The truth is, it’s time for a change. Soon…
I’ve been a teacher for 14 years now. I love it. I love my job. I love doing something important, I love the challenge of being an educator responsible for students 190 or so days a year, and I love that learning seeps into every day of my job.
I’m an elementary trained teacher with a specialty in the intermediate years. My first 7 years of teaching were at the elementary level. In that time, I taught all grades from K-7 in some sort of teaching assignment.
Nearly seven years ago, I transferred to the local high school as the art teacher. It’s a dream job, my own little utopia, really. The art program thrives with ~2/3 of students in the school spending time in the art room each year. This is partially due to the constant popularity of the photography courses which constantly transform as more and more technology finds it’s way into my practice. When I started in the school seven years ago, the only photography course was 10 weeks long and offered an introducation to black and white photography using traditional darkroom techniques and manual SLR cameras. Now I teach two Media Arts courses that have curriculum ranging from the basic traditional black and white approach, digital photography and image editing units to video projects on the only Mac computer in the school.
The change I can feel coming, the change that I feel deep in my being as needing to happen, is the move back to being an elementary teacher.
I miss being an elementary classroom teacher. I miss the classroom experience. I love my job at the high school but I miss the younger students and I miss teaching the full range of subjects. I miss teaching writing, I miss teaching math, I miss teaching science and I miss that rythym that comes from teaching the same students in the same room day after day. I love my multi-age classroom that always seems to have students working in at least four different courses at once and I know that there are many things about my current job that I’ll miss once the change is made, but regardless, the change needs to be made. The risky thing, the toughest part to reconcile in my mind is, once I leave, there will be no going back. There will be no returning to that perfect job. And yet I still want to leave.

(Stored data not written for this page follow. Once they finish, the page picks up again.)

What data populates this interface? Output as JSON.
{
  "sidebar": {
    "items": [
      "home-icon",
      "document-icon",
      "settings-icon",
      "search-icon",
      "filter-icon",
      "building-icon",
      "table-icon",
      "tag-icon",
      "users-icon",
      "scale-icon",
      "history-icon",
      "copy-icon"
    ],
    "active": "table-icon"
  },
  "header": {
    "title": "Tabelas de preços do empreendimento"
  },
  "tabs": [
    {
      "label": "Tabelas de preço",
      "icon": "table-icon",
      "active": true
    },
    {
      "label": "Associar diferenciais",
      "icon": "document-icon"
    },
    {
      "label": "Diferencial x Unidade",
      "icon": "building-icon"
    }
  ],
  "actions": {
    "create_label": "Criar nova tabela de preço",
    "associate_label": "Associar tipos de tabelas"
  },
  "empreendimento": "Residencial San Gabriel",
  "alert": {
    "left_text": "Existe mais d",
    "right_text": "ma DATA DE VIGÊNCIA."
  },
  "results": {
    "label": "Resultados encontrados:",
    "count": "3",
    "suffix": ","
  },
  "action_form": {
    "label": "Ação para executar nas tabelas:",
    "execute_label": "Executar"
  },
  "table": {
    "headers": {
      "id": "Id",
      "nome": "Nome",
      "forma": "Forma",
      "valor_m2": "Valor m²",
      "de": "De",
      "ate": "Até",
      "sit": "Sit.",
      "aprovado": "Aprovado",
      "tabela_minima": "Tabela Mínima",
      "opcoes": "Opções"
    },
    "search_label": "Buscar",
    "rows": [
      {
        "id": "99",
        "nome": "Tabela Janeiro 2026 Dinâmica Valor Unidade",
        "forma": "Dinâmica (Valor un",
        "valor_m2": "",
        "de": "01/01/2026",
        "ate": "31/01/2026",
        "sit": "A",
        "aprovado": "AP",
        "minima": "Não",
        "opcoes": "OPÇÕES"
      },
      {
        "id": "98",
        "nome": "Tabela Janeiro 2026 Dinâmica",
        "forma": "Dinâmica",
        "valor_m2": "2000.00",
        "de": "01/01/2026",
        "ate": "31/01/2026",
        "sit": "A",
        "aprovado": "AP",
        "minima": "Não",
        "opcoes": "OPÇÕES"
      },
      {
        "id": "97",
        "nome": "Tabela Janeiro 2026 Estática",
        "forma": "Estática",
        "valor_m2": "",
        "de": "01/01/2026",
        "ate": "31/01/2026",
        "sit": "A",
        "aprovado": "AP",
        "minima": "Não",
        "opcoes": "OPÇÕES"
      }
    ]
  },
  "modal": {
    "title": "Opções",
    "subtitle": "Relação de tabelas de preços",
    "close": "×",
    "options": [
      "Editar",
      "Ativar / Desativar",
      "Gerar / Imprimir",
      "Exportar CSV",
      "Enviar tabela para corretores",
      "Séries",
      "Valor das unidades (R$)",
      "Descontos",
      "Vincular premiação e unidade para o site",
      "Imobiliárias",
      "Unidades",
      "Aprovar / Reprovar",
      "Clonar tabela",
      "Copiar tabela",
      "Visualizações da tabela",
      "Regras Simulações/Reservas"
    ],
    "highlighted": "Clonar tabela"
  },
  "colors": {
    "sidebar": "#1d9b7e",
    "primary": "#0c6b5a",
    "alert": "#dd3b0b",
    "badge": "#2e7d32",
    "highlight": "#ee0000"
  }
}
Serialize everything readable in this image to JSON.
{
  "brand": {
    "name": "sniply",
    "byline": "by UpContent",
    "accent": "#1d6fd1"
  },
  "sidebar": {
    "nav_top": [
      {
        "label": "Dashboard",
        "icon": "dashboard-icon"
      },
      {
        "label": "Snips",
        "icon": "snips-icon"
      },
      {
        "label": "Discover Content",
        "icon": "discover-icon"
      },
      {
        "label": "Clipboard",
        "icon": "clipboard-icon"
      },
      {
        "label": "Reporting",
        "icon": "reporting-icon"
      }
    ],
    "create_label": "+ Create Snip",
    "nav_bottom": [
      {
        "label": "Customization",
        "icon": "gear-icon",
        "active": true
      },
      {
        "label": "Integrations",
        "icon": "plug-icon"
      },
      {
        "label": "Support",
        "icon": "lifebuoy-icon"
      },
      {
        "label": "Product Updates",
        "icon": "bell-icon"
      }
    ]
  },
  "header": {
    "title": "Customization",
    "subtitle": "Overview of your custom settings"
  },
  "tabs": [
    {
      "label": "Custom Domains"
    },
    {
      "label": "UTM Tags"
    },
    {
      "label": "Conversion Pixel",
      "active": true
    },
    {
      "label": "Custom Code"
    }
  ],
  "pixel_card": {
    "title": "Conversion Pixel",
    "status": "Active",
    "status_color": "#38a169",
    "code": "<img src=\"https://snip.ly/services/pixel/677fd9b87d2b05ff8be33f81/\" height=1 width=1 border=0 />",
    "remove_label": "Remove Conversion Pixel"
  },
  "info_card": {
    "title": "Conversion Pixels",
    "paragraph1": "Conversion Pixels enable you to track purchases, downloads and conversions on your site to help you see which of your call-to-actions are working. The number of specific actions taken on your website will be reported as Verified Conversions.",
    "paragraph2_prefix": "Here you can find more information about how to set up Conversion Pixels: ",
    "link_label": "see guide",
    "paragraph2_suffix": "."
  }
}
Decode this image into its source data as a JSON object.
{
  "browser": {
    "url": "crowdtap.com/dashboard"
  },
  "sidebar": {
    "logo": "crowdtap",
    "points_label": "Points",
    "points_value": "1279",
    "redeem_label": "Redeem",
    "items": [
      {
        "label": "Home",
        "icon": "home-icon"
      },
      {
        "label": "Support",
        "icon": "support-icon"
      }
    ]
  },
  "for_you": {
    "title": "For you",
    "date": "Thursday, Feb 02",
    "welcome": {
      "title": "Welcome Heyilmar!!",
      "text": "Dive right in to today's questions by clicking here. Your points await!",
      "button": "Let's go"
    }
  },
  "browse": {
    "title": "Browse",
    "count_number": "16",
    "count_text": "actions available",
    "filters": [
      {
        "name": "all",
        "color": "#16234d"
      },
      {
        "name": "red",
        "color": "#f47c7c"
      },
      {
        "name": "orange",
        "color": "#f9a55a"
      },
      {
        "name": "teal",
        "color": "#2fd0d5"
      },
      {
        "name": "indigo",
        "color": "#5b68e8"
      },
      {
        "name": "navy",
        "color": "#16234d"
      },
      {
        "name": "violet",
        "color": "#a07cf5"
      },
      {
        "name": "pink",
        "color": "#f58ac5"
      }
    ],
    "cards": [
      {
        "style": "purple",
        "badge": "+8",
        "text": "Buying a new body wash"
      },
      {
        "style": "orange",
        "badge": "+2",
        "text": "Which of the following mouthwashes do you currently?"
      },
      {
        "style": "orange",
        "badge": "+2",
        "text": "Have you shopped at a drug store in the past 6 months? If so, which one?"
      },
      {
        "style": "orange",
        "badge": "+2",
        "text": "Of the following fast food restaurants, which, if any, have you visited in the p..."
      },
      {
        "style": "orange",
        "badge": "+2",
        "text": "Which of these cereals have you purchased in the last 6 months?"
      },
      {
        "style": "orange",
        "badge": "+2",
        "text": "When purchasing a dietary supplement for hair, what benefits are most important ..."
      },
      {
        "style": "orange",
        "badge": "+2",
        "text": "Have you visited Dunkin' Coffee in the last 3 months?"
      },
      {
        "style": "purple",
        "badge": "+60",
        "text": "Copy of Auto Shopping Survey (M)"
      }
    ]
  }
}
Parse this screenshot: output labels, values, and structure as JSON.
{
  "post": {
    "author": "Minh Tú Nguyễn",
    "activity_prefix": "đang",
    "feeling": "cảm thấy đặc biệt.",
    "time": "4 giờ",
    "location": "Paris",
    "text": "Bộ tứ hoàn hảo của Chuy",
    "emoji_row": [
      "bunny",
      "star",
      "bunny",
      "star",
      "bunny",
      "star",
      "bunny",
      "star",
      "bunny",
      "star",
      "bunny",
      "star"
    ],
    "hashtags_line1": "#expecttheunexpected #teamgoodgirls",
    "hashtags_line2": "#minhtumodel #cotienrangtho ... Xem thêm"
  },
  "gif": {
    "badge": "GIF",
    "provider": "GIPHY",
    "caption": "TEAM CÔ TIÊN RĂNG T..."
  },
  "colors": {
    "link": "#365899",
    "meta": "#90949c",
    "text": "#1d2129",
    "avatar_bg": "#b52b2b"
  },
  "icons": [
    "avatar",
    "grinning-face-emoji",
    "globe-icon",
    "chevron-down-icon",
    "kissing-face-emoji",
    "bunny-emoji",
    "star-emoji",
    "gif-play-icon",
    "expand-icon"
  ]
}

I’ve thought about this for some time now. I’ve sensed for awhile that I would not want to retire as the art teacher. I think of my mother telling me that it’s not good to teach the same thing for more than about five years or so because it gets routine,it can get boring and you get tired of doing the same thing over and over. I’m not the type of person who does well with boredom.
One of the things I love about teaching is that it is never boring, it’s never routine and I never do the same thing over and over again. But after teaching in the same job, even with all the changes I’ve made each year, I do feel that routine setting in. That boredom. That sense of sameness. It took me ten years to have the same teaching assignment for the third year in a row. At the time I loved it – the joy and relaxation of being able to take out a unit taught and tweaked twice before! To not have to re-invent the wheel, only shine it up a little… It was heaven! But even with all the tweaking, and the endless approaches to teaching drawing, painting, art history, and photography, I’m finding it too much the same.
Not unexpected, but still sad. I’m one of those people who needs stability to thrive and I know that change is coming.
It’s coming, whether I like it or not.